Beyond the Line: How an All-Electric Bus Rapid Transit System is Transforming Indianapolis

Tackling the climate crisis will require rethinking the way Americans get around: greenhouse gas emissions from transportation account for about 29% of total greenhouse gas emissions in the United States. “Global warming has made it very clear what the consequences are of not being more sustainable,” says Michael McKillip, executive director of Midtown Indy, a nonprofit dedicated to economic growth and downtown revitalization. ‘Indianapolis.

McKillip and other advocates celebrated when Indianapolis public transportation company IndyGo recently rolled out an all-electric rapid transit public bus system, one of the first in the nation. “It’s really a pioneering effort for a city like Indianapolis to lead the way,” McKillip said.

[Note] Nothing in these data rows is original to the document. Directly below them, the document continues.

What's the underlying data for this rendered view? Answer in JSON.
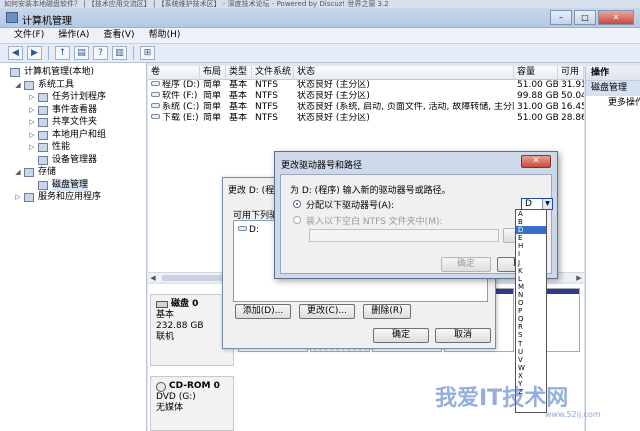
{
  "browser_strip": "如何安装本地磁盘软件？ | 【技术应用交流区】 | 【系统维护技术区】 - 深度技术论坛 - Powered by Discuz! 世界之窗 3.2",
  "window": {
    "title": "计算机管理",
    "min": "–",
    "max": "□",
    "close": "✕"
  },
  "menubar": [
    "文件(F)",
    "操作(A)",
    "查看(V)",
    "帮助(H)"
  ],
  "toolbar": [
    "◀",
    "▶",
    "↑",
    "▤",
    "?",
    "▥",
    "⊞"
  ],
  "tree": [
    {
      "label": "计算机管理(本地)",
      "level": 0,
      "arrow": ""
    },
    {
      "label": "系统工具",
      "level": 1,
      "arrow": "◢"
    },
    {
      "label": "任务计划程序",
      "level": 2,
      "arrow": "▷"
    },
    {
      "label": "事件查看器",
      "level": 2,
      "arrow": "▷"
    },
    {
      "label": "共享文件夹",
      "level": 2,
      "arrow": "▷"
    },
    {
      "label": "本地用户和组",
      "level": 2,
      "arrow": "▷"
    },
    {
      "label": "性能",
      "level": 2,
      "arrow": "▷"
    },
    {
      "label": "设备管理器",
      "level": 2,
      "arrow": ""
    },
    {
      "label": "存储",
      "level": 1,
      "arrow": "◢"
    },
    {
      "label": "磁盘管理",
      "level": 2,
      "arrow": "",
      "selected": true
    },
    {
      "label": "服务和应用程序",
      "level": 1,
      "arrow": "▷"
    }
  ],
  "volume_columns": [
    "卷",
    "布局",
    "类型",
    "文件系统",
    "状态",
    "容量",
    "可用"
  ],
  "volumes": [
    {
      "vol": "程序 (D:)",
      "layout": "简单",
      "type": "基本",
      "fs": "NTFS",
      "status": "状态良好 (主分区)",
      "capacity": "51.00 GB",
      "free": "31.91"
    },
    {
      "vol": "软件 (F:)",
      "layout": "简单",
      "type": "基本",
      "fs": "NTFS",
      "status": "状态良好 (主分区)",
      "capacity": "99.88 GB",
      "free": "50.04"
    },
    {
      "vol": "系统 (C:)",
      "layout": "简单",
      "type": "基本",
      "fs": "NTFS",
      "status": "状态良好 (系统, 启动, 页面文件, 活动, 故障转储, 主分区)",
      "capacity": "31.00 GB",
      "free": "16.45"
    },
    {
      "vol": "下载 (E:)",
      "layout": "简单",
      "type": "基本",
      "fs": "NTFS",
      "status": "状态良好 (主分区)",
      "capacity": "51.00 GB",
      "free": "28.86"
    }
  ],
  "disks": [
    {
      "name": "磁盘 0",
      "type": "基本",
      "size": "232.88 GB",
      "status": "联机"
    },
    {
      "name": "CD-ROM 0",
      "type": "DVD (G:)",
      "size": "",
      "status": "无媒体"
    }
  ],
  "actions": {
    "header": "操作",
    "section": "磁盘管理",
    "more": "更多操作"
  },
  "dialog_back": {
    "title": "更改 D: (程序",
    "access_label": "可用下列驱",
    "list_item": "D:",
    "add": "添加(D)...",
    "change": "更改(C)...",
    "remove": "删除(R)",
    "ok": "确定",
    "cancel": "取消"
  },
  "dialog_front": {
    "title": "更改驱动器号和路径",
    "close": "✕",
    "prompt": "为 D: (程序) 输入新的驱动器号或路径。",
    "option_assign": "分配以下驱动器号(A):",
    "option_mount": "装入以下空白 NTFS 文件夹中(M):",
    "drive_letter": "D",
    "browse": "浏览",
    "ok": "确定",
    "cancel": "取消"
  },
  "drive_letters": [
    "A",
    "B",
    "D",
    "E",
    "H",
    "I",
    "J",
    "K",
    "L",
    "M",
    "N",
    "O",
    "P",
    "Q",
    "R",
    "S",
    "T",
    "U",
    "V",
    "W",
    "X",
    "Y",
    "Z"
  ],
  "highlighted_letter": "D",
  "watermark": {
    "text": "我爱IT技术网",
    "url": "www.52ij.com"
  }
}
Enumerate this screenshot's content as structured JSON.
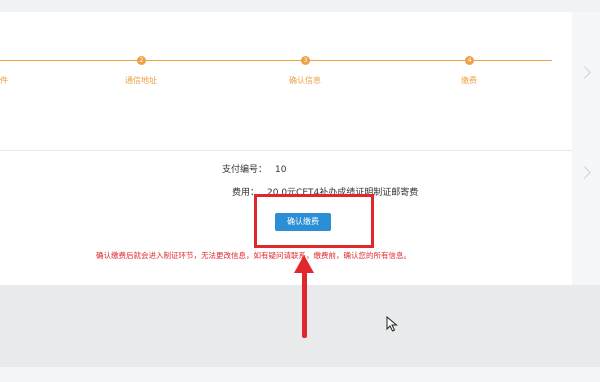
{
  "steps": [
    {
      "number": "",
      "label": "件"
    },
    {
      "number": "2",
      "label": "通信地址"
    },
    {
      "number": "3",
      "label": "确认信息"
    },
    {
      "number": "4",
      "label": "缴费"
    }
  ],
  "payment": {
    "order_label": "支付编号：",
    "order_value": "10",
    "fee_label": "费用：",
    "fee_value": "20.0元CET4补办成绩证明制证邮寄费"
  },
  "confirm_button": "确认缴费",
  "warning_text": "确认缴费后就会进入制证环节，无法更改信息，如有疑问请联系，缴费前，确认您的所有信息。",
  "colors": {
    "accent": "#f0a042",
    "button": "#2b8fd6",
    "annotation": "#e0282c"
  }
}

Getting the project off the ground took bipartisan efforts, says former Republican city councilwoman Colleen Fanning, who was involved. Maggie Lewis, a current Democratic city councilwoman, initially said other members of her own party had warned her against supporting the project. “But I knew in my heart that it was important, and if it got me elected, I was okay with it,” she says. “It’s not a political issue, it’s a quality of life issue.”

The community advocacy and bipartisan success of IndyGo is showcased in a new short film from the Redford Center, “Beyond the Line. Directed by Indianapolis-based filmmaker Sam Mirpoorian, it’s the latest installment in a series showcasing community power in a collective call for civic engagement around clean transportation, justice, and jobs.

Access to convenient and efficient public transport is an essential element in the fight against inequalities and jobs. “We are the conduit to jobs, healthcare, school, entertainment – ​​without IndyGo, many citizens wouldn’t be able to get around,” says Inez Evans, President and CEO of IndyGo .

The city launched its all-electric Red Line in September 2019. “In a year and a half, jobs and overall community revitalization are happening before our eyes,” says Ashley Gurvitz, CEO of Alliance for Northeast Unification.

As one of the new electric buses pulled up, frequent driver Liam says his family was actually reduced to one vehicle after the red line opened. “My wife and I used to drive downtown,” he says, and “now I’m 100 percent a bus commuter.”

Honiste, another regular Red Line customer, says bus times and frequency make a big difference. “I have to be at work at 7am, so it’s good that he leaves early, and it’s faster than regular buses,” she says.

To ensure the success of the Red Line, IndyGo now plans to expand its electrical infrastructure: the city recently announced plans to implement inductive charging along Red Line routes, so buses can recharge while they drive, solving the first problems related to the autonomy of buses. . IndyGo is also innovating a new 15.2-mile electric purple line, which is expected to be operational by 2024. To do this, IndyGo will purchase 30 additional electric buses. Finally, the city placed a $25.8 million order for hybrid buses to replace aging vehicles on its remaining traditional routes.

Evans is proud of IndyGo’s progress. “It’s significant that we’re not in Washington DC, or LA, or Atlanta,” she said. “Some of the biggest transit systems in America are following IndyGo’s lead.”

the Community Power Film Series is an initiative of the Redford Center, in collaboration with LCV and Chispa, featuring local activists, storytellers and culture makers as visionary leaders empowered collectively to enact sustainable environmental change. The Redford Center uses the power of storytelling to galvanize environmental justice. The League of Conservation Voters empowers people and the planet politically. Chispa is a grassroots community organizing program that empowers Latinx and communities of color in the fight for climate justice. Community Power films are generously supported by the Far Star Action Fund.